Tips:  If your Vegan Overnight Oats have a runny consistency even after they soak, simply stir in an additional 1 tablespoon chia seeds and place the mixture back in the fridge until it has thickened up. If the oat mixture is too thick, simply add a splash of milk and stir to combine.

Tropical Beauty Green Monster

  • 1 cup coconut water or water
  • 1 cupdestemmed kale leaves or baby spinach
  • 1 cup frozen mango, or 1 fresh mango, chopped
  • ½ cup fresh or frozen pineapple chunks
  • 1 to 2 tbsp fresh lime juice, to taste
  • 1 tsp minced, peeled fresh ginger
  • Liquid sweetener, to taste (optional)
  • Ice cubes, if desired

Prep time: 5 minutes

In a high-speed blender, combine all of the ingredients and blend until smooth. Add a drink umbrella to get the party started!

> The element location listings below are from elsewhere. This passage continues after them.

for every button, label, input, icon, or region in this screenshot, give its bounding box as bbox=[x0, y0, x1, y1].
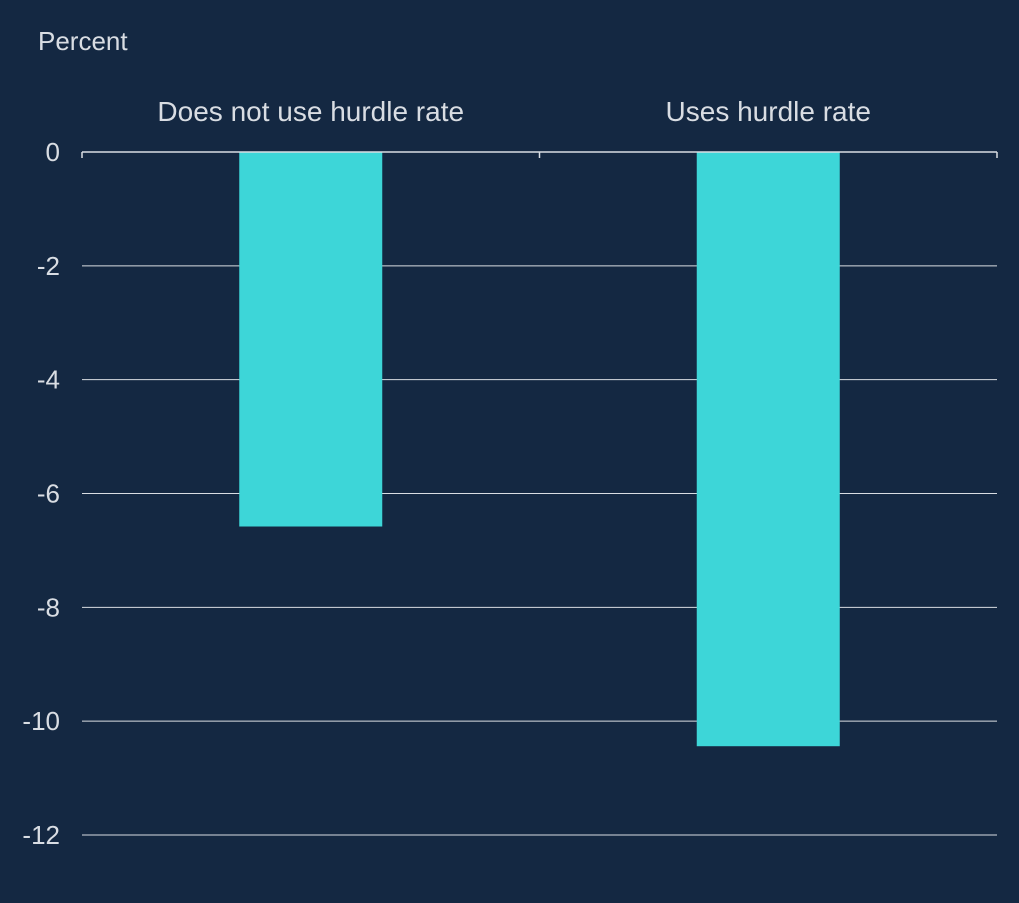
y-tick-label: -4 bbox=[37, 365, 60, 395]
y-tick-label: -12 bbox=[22, 820, 60, 850]
y-tick-label: -10 bbox=[22, 706, 60, 736]
bar bbox=[239, 152, 383, 527]
y-tick-label: 0 bbox=[46, 137, 60, 167]
bar bbox=[696, 152, 840, 747]
y-tick-label: -2 bbox=[37, 251, 60, 281]
y-axis-title: Percent bbox=[38, 26, 128, 56]
y-tick-label: -6 bbox=[37, 479, 60, 509]
category-label: Uses hurdle rate bbox=[666, 96, 871, 127]
gridlines bbox=[82, 265, 997, 836]
category-axis bbox=[81, 151, 998, 158]
axis-labels: 0 -2 -4 -6 -8 -10 -12 Does not use hurdle rate U… bbox=[22, 96, 871, 850]
bars bbox=[239, 152, 840, 747]
category-label: Does not use hurdle rate bbox=[157, 96, 464, 127]
y-tick-label: -8 bbox=[37, 592, 60, 622]
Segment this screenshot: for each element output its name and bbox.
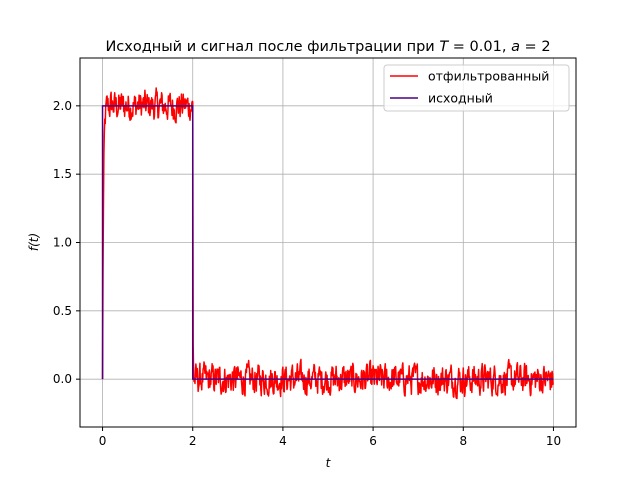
chart-title: Исходный и сигнал после фильтрации при T…	[105, 39, 550, 55]
legend-box	[383, 64, 570, 112]
x-tick-label: 2	[189, 434, 197, 448]
y-tick-label: 1.0	[53, 236, 72, 250]
x-tick-label: 6	[369, 434, 377, 448]
x-tick-label: 10	[546, 434, 561, 448]
legend-label-filtered: отфильтрованный	[428, 69, 549, 84]
x-tick-label: 8	[459, 434, 467, 448]
y-tick-label: 2.0	[53, 99, 72, 113]
axis-ticks: 0 2 4 6 8 10 0.0 0.5 1.0 1.5 2.0	[53, 99, 561, 448]
legend-label-original: исходный	[428, 91, 493, 106]
series-line-filtered	[101, 87, 554, 400]
series-line-original	[101, 105, 554, 380]
y-tick-label: 0.0	[53, 372, 72, 386]
x-tick-label: 4	[279, 434, 287, 448]
x-tick-label: 0	[99, 434, 107, 448]
legend: отфильтрованный исходный	[383, 64, 570, 112]
plot-series	[101, 87, 554, 400]
x-axis-label: t	[326, 456, 332, 470]
y-tick-label: 0.5	[53, 304, 72, 318]
y-tick-label: 1.5	[53, 167, 72, 181]
y-axis-label: f(t)	[27, 233, 41, 251]
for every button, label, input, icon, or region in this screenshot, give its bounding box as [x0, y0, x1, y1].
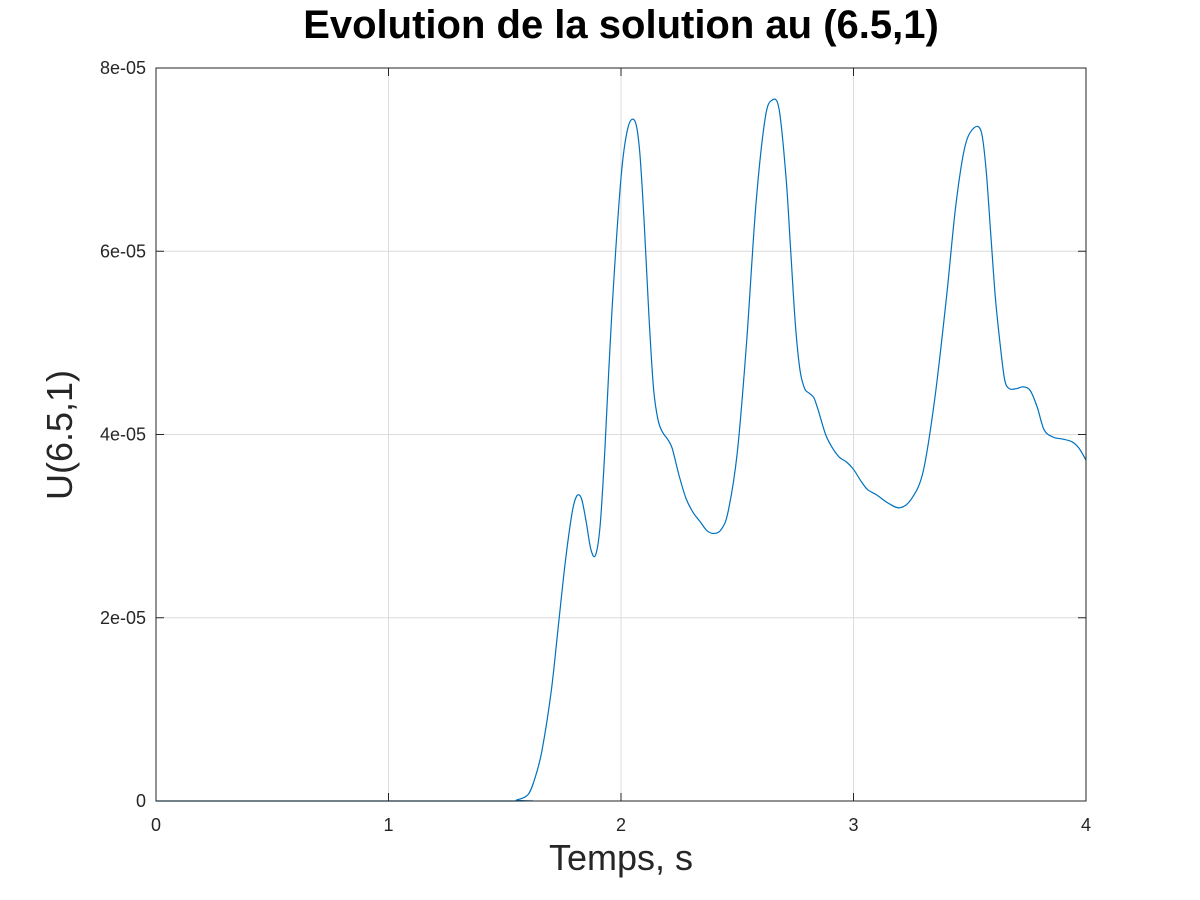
- chart-title: Evolution de la solution au (6.5,1): [303, 3, 939, 47]
- series-line: [155, 98, 1087, 802]
- y-tick-label: 8e-05: [100, 58, 146, 78]
- y-tick-label: 2e-05: [100, 608, 146, 628]
- ticks: 0 1 2 3 4 0 2e-05 4e-05 6e-05 8e-05: [100, 58, 1091, 835]
- y-tick-label: 6e-05: [100, 241, 146, 261]
- x-tick-label: 0: [151, 815, 161, 835]
- x-tick-label: 3: [848, 815, 858, 835]
- x-tick-label: 2: [616, 815, 626, 835]
- x-tick-label: 4: [1081, 815, 1091, 835]
- x-axis-label: Temps, s: [549, 837, 693, 878]
- y-tick-label: 4e-05: [100, 425, 146, 445]
- data-layer: [155, 98, 1087, 802]
- y-axis-label: U(6.5,1): [39, 370, 80, 500]
- grid: [156, 68, 1086, 801]
- x-tick-label: 1: [383, 815, 393, 835]
- y-tick-label: 0: [136, 791, 146, 811]
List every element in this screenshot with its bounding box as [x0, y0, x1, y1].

Out-the-Door Chia Power Doughnuts

  • ¾ cup gluten free oat flour
  • ½ cup chia seeds
  • 1 ½ tsp baking powder
  • ¼ tsp fine grain sea salt
  • 1/3 cup pure maple syrup or other liquid sweetener
  • 1/3 cup non-dairy milk
  • 1 tsp  pure vanilla extract
  • Coconut lemon whipped cream
  • Prep time: 10 minutes
  • Cook time: 22-26 minutes
  • Preheat the oven to 300 degrees F (150 degrees C). Lightly grease a 6-cavity doughnut pan w oil. Set aside.
  1. In a large bowl, combine the oat flour, chia seeds, baking powder, salt and cinnamon.
  2. Add the maple syrup, milk, and vanilla and stir until combined. The batter will be very runny but this is normal.
  3. Spoon the batter into the prepared doughnut pan, filling each cavity to the top.
  4. Bake the doughnuts for 22 to 26 minutes, until firm to the touch. A toothpick inserted into a doughnut should come out clean.
  5. Cool the doughnuts in the pan for about 10 minutes, and then carefully invert the pan onto a cooling rack. The doughnuts should pop right out - if they don't, let them cool a bit more and gently run a butter knife along the edges of the wells to loosen them. Cool the doughnuts completely on the rack.
  6. Drizzle the Coconut lemon whipped cream over the top and enjoy. You can also use the whipped cream as a dip if you prefer a travel friendly option.